Supercoppa a Gedda, Donadoni: “Anche mia moglie doveva mettersi il velo”
La finale di Supercoppa italiana, in programma a Gedda il prossimo 16 gennaio, ha fatto parlare e discutere molto. In attesa di tornare su una panchina, anche Roberto Donadoni ha voluto commentare la tanto criticata scelta di giocare a Gedda prendendo spunto da quella che è stata la sua ultima esperienza da calciatore prima del ritiro: "Posso dire con cognizione di causa che si tratta di luoghi dei quali, se non ci vai, non puoi renderti conto. E non bastano certo tre o quattro giorni per cambiare le cose".

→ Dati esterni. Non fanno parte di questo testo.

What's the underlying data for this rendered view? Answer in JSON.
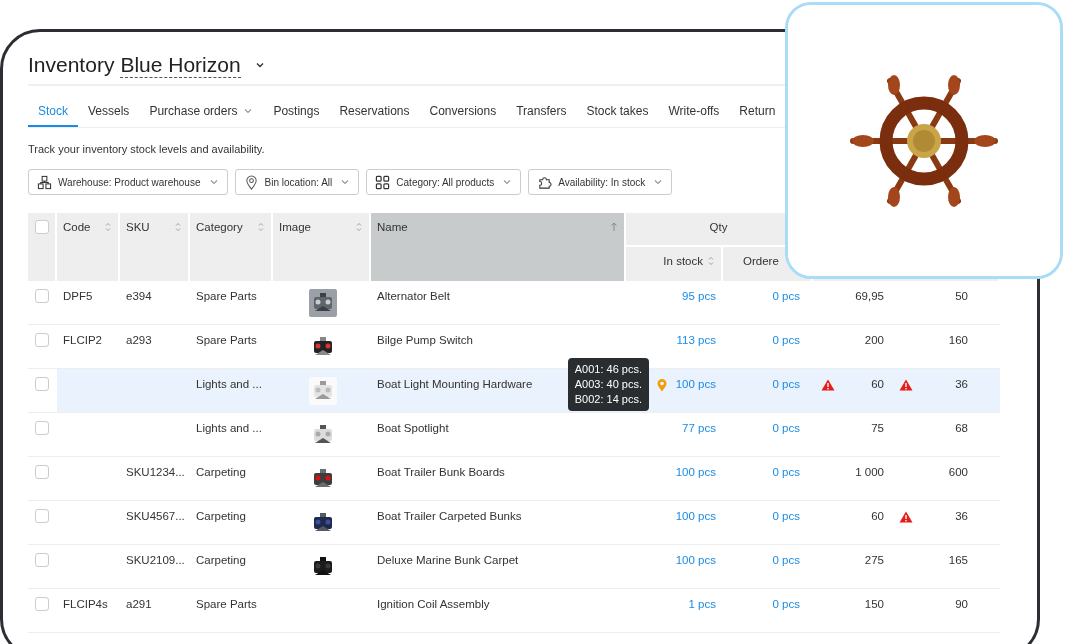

Dal novembre 1999 all'aprile successivo, Donadoni giocò infatti con la maglia dell'Al Ittihad di Gedda vincendo un campionato e la Coppa del Re: "Io ci ho vissuto per sei mesi – ha spiegato il mister bergamasco, in un'intervista concessa a "La Repubblica" – La ritengo un'esperienza importante della mia vita, non solo per la carriera. Mia moglie andava e veniva dall'Italia. Quand'era a Gedda, doveva vestirsi con l'abaya e mettere il velo, sempre. La polizia morale, i mutawa, vigilava col frustino per chi sgarrava".
Il parere di Donadoni sulla partita
Accostato negli ultimi mesi proprio al Milan, quando l'esonero di Rino Gattuso sembrava imminente, e ancora sotto contratto fino a giugno 2019 con il Bologna (che potrebbe anche richiamarlo al posto di Pippo Inzaghi), Roberto Donadoni è ora uno spettatore interessato della finale tra i campioni d'Italia e quella che è stata la squadra più importante della sua luminosa carriera da calciatore.
"Non ho dubbi che entrambe vogliano vincere e aggiungere un trofeo alle loro bacheche – ha aggiunto il tecnico ex Bologna, di fronte ai microfoni de "La Stampa" – I bianconeri per consolidare il loro dominio e i rossoneri per risalire la china. Nel caso del Milan, un'eventuale vittoria sulla Juventus regalerebbe grande slancio per il prosieguo della stagione".